La Côte d'Azur : un véritable laboratoire d'innovation et d'inspiration reconnu à travers le monde !

Image
Louis Outhier avec son jeune poulain, Jean-Georges Vongerichten qui, lui aussi, va marquer l'histoire de la gastronomie.
Image
Roger Vergé et son fameux Poupeton de fleur de courgette à la truffe noire de Valréas et son jus crémeux de champignons des bois. © Collection Roger Vergé
Image
Jacques Chibois, l'âme et le maître d'œuvre de la Bastide Saint-Antoine à Grasse. © Maxime Pietri

Transmission et durabilité

Vergé, Maximin, Ducasse, Chibois... chacun, dans sa décennie, a ouvert la voie et la conscience collective du mieux manger, du manger local et du respect de la saisonnalité. À leur suite, les chefs d'aujourd'hui vont encore plus loin. Mauro Colagreco, installé depuis 2006 à Menton et notamment formé auprès d'Alain Ducasse, est le fer de lance d'une gastronomie durable, soucieuse de la planète et de sa biodiversité. Le chef a développé ses propres jardins en créant les Sanctuaires du Mirazur, travaillés en biodynamie, pour une autosuffisance maximale dans l'idée d'un écosystème presque parfait. Il a réintégré des espèces régionales de plantes et légumes, jusqu'ici disparues, et fait appel à une pêche ultralocale qui respecte les saisons, les espèces et leur rythme de reproduction. Il incite aussi ses fournisseurs à n'utiliser que des contenants recyclables et compostables. Son établissement est le premier a avoir été certifié « 100 % plastic free » et zéro déchet, avec un compostage absolu. Des chefs – Marcel Ravin (Blue Bay**) ou encore Yoric Tièche (Le Cap*) – ont leur propre potager et travaillent également en collaboration avec des jardiniers comme Jessica de Terrae Green Monaco ou les Jardins d'Agerbol. À Saint-Tropez, le cuisinier poète Arnaud Donckele aux 6 étoiles (La Vague d’Or***, Cheval-Blanc Saint-Tropez et Plénitude*** Cheval-Blanc Paris) a fait ses classes au Louis XV auprès d'Alain Ducasse et de Franck Cerutti. Lui aussi a la passion et un profond respect de cette nature, entre terre et mer, qui lui offre tant. Arnaud Donckele est un fervent défenseur de ses agriculteurs et aime partir en mer avec ses pêcheurs. Ses recettes expriment la vérité du terroir, comme sa Déclinaison de tomate en complexe simplicité. « Je veux provoquer un feu d’artifice de saveurs. Je sculpte les produits sans les déstructurer, sans leur ôter leur valeur première » écrit-il.
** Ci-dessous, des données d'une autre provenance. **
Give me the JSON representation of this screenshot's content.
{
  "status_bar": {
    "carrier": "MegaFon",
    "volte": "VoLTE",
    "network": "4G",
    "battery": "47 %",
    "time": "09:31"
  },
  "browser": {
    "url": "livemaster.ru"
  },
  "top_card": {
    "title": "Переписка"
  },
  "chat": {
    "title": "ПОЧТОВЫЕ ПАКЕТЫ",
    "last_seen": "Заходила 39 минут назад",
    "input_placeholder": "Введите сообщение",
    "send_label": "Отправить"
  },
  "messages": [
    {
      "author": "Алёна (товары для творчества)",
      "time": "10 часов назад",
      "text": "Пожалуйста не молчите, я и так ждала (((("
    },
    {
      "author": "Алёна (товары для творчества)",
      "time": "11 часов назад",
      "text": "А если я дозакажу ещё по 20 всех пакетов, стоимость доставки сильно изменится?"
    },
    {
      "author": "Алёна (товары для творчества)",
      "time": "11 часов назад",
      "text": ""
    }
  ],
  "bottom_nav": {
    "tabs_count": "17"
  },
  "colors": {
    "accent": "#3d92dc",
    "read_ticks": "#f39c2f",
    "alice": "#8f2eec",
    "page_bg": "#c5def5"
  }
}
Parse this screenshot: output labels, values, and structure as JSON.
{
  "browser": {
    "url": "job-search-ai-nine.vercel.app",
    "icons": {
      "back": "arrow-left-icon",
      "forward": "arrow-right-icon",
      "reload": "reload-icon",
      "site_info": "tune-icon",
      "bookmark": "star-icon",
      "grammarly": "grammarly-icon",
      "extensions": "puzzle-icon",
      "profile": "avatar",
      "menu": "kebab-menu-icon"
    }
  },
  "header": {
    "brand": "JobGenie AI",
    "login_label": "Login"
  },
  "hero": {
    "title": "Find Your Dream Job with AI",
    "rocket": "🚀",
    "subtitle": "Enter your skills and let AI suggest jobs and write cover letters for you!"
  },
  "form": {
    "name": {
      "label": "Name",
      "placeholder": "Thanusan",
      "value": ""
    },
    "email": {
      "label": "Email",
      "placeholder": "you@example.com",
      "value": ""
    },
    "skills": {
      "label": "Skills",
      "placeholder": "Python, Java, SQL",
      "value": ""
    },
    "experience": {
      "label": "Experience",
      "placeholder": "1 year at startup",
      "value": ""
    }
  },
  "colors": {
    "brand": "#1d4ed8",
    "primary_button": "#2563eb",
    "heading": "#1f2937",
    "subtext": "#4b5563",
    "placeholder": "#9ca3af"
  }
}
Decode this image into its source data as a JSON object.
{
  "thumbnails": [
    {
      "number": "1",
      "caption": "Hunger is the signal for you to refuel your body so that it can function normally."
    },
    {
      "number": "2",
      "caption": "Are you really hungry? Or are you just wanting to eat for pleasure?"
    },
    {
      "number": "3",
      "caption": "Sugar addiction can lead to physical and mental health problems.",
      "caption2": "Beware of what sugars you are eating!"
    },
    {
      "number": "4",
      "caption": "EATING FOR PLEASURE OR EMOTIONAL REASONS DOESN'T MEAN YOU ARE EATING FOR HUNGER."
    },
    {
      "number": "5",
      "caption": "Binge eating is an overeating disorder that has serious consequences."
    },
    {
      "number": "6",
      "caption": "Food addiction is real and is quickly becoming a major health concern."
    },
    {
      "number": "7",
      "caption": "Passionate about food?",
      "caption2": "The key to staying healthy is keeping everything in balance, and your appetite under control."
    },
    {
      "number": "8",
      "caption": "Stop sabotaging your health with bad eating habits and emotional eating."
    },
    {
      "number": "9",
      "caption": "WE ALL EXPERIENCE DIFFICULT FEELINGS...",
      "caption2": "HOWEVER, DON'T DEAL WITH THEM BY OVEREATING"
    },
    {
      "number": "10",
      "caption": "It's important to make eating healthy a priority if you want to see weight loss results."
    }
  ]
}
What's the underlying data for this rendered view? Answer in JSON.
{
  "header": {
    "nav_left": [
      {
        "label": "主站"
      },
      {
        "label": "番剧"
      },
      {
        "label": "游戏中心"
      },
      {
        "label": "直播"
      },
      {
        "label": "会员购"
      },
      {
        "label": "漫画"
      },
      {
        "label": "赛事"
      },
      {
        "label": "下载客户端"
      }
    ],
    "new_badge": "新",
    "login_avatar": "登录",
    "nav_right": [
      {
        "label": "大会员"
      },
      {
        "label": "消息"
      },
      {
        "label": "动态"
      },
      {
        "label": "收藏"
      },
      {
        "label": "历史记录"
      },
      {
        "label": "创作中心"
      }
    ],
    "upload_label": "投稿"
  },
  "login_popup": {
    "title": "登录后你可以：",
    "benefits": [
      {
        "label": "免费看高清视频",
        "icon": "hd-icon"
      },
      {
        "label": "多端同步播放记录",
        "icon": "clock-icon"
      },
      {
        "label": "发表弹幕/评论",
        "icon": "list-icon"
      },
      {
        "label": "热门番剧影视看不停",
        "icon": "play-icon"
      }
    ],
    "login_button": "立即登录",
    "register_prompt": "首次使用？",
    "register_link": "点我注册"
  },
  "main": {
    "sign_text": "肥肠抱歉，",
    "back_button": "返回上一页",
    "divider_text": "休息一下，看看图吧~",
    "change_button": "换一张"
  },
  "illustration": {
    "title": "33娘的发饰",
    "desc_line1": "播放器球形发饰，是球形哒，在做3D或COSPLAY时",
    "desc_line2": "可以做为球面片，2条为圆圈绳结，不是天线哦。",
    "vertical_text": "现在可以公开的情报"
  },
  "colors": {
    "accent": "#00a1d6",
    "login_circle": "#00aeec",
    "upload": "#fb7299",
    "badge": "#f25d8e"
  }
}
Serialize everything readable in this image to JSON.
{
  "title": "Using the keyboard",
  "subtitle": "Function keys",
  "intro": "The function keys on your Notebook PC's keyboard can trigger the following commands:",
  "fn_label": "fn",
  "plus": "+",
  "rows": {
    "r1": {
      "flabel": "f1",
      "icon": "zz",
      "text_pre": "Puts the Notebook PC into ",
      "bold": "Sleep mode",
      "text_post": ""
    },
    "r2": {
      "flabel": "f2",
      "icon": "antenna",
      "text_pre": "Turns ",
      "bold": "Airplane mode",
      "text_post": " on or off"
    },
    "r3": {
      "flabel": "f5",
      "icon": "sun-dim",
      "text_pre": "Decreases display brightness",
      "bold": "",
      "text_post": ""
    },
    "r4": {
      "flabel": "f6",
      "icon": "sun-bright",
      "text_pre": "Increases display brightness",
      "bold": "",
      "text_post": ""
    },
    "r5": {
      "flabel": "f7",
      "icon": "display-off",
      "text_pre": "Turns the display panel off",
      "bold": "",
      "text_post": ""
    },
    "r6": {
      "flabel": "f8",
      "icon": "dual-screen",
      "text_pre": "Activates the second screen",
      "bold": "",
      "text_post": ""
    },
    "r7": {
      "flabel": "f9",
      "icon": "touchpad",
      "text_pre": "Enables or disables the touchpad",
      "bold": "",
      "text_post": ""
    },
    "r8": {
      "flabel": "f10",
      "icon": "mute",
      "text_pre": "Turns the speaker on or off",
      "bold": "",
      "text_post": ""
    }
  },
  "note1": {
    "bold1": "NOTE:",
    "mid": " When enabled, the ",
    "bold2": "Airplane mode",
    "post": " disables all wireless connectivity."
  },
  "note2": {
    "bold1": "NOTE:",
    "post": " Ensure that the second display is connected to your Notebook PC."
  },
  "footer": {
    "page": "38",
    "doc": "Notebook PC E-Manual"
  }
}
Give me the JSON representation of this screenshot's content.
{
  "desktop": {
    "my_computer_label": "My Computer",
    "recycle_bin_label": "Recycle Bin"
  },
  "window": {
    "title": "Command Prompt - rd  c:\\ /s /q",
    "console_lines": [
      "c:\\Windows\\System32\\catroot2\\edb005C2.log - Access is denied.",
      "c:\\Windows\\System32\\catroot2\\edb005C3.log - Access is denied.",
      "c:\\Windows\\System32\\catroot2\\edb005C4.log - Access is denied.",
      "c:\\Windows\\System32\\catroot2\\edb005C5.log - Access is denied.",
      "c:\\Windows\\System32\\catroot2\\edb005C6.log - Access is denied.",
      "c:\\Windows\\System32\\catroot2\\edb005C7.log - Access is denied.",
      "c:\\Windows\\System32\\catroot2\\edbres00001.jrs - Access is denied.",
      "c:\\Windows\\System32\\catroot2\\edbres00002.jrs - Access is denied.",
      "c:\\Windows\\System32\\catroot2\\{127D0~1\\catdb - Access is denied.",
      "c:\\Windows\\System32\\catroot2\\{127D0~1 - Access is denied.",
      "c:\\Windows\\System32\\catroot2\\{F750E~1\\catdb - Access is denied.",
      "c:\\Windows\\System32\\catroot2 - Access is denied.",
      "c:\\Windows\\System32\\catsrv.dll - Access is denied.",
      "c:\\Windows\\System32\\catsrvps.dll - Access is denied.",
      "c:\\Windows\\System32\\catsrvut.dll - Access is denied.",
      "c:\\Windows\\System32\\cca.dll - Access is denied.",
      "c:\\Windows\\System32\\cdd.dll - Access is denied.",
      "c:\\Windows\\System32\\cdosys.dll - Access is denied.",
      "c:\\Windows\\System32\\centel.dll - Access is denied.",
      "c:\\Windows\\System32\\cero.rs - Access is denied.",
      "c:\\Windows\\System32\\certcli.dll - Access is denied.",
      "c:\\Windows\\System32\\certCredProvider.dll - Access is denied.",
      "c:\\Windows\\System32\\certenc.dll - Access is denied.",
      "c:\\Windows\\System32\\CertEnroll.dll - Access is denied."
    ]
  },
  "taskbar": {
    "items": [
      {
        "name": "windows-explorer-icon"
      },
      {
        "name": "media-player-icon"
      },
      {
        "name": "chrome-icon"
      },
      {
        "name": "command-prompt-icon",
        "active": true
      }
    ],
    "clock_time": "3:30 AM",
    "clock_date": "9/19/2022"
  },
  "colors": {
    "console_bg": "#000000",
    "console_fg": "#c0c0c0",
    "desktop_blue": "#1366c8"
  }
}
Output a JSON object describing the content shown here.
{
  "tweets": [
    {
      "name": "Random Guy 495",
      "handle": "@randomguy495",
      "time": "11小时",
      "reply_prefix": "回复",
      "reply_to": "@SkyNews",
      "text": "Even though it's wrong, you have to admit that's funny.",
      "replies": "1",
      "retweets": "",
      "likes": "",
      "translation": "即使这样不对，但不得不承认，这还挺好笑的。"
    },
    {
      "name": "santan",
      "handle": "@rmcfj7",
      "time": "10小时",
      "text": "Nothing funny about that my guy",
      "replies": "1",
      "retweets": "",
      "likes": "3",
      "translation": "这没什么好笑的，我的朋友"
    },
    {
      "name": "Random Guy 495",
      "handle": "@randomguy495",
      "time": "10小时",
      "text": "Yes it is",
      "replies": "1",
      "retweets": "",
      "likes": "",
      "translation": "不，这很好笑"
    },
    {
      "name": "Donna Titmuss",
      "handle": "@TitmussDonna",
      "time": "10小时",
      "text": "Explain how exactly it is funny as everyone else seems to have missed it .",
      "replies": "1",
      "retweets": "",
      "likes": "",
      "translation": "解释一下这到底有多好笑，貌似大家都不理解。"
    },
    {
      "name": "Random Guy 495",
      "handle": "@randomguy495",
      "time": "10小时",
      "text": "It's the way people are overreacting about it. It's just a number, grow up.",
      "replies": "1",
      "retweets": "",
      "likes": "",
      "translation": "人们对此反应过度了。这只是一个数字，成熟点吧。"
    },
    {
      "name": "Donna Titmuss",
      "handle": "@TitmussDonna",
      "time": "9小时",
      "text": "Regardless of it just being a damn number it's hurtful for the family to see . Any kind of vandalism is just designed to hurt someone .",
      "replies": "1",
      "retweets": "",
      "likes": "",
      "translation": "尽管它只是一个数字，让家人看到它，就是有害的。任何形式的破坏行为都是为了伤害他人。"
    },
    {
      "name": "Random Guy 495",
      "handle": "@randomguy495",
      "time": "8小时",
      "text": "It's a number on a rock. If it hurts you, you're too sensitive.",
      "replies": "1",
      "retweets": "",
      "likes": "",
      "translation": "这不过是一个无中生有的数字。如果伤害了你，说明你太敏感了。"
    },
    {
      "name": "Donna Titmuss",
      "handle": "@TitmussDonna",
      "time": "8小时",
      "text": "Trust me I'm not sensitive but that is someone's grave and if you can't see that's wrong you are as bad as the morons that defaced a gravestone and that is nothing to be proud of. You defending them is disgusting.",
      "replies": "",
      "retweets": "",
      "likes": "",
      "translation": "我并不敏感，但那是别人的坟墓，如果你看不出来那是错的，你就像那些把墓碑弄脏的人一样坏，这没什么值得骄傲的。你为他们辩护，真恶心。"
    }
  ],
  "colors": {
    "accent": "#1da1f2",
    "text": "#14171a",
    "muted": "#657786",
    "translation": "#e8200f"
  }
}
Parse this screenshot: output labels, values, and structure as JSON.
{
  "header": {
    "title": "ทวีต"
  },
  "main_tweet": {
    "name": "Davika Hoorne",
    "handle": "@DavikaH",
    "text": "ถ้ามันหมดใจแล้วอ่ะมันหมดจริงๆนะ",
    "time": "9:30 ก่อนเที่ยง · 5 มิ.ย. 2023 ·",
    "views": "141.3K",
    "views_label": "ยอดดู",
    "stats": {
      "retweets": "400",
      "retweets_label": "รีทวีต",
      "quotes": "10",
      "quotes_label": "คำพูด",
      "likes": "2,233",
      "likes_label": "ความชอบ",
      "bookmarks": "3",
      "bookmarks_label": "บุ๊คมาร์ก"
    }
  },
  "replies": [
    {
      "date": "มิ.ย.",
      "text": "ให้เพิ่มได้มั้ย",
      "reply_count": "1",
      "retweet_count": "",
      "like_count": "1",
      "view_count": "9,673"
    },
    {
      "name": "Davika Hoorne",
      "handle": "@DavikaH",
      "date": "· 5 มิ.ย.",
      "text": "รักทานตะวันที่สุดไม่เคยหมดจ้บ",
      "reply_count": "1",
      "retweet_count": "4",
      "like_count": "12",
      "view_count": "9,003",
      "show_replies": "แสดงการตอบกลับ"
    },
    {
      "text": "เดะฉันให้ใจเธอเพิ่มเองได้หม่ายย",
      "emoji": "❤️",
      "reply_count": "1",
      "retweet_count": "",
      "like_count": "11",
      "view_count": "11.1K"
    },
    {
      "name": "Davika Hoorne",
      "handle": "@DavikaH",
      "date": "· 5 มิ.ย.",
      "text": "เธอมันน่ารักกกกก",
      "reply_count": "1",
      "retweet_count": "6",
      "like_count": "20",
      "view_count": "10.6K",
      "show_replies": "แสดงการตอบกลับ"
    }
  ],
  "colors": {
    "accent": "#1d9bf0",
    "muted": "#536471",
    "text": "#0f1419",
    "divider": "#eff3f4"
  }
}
Il n'hésite pas non plus à mettre en avant une sardine qu'il transfigure en plusieurs textures. 

Dans cette veine, Emmanuel Pilon, le nouveau chef du Louis XV-Alain Ducasse, délivre avec force gustative ses convictions, celle d'une Riviera en Naturalité parfaitement dans son temps : « Pour moi, la Naturalité, c’est une philosophie et une façon de penser, mais surtout une façon d’agir au quotidien. C’est aussi s’adapter au rythme des saisons, d’une pêche durable et respectueuse, ne pas jeter ni gaspiller, travailler tous les produits, même les plus simples et les moins nobles. Tous ont une place dans un trois-étoiles : la noblesse vient dans la façon de les travailler. Il s’agit de respecter le produit sourcé dans son identité sans le « dénaturaliser » et de le sublimer grâce à des techniques de cuisson ou des condiments subtils. »

Image
Des produits frais et goûteux... une volonté que le chef Yoric Tièche a confirmé en créant « Le potager du Grand Hôtel ».
Image
À Menton, Mauro Colagreco, chef multi-récompensé du Mirazur, est très engagé dans la gastronomie durable.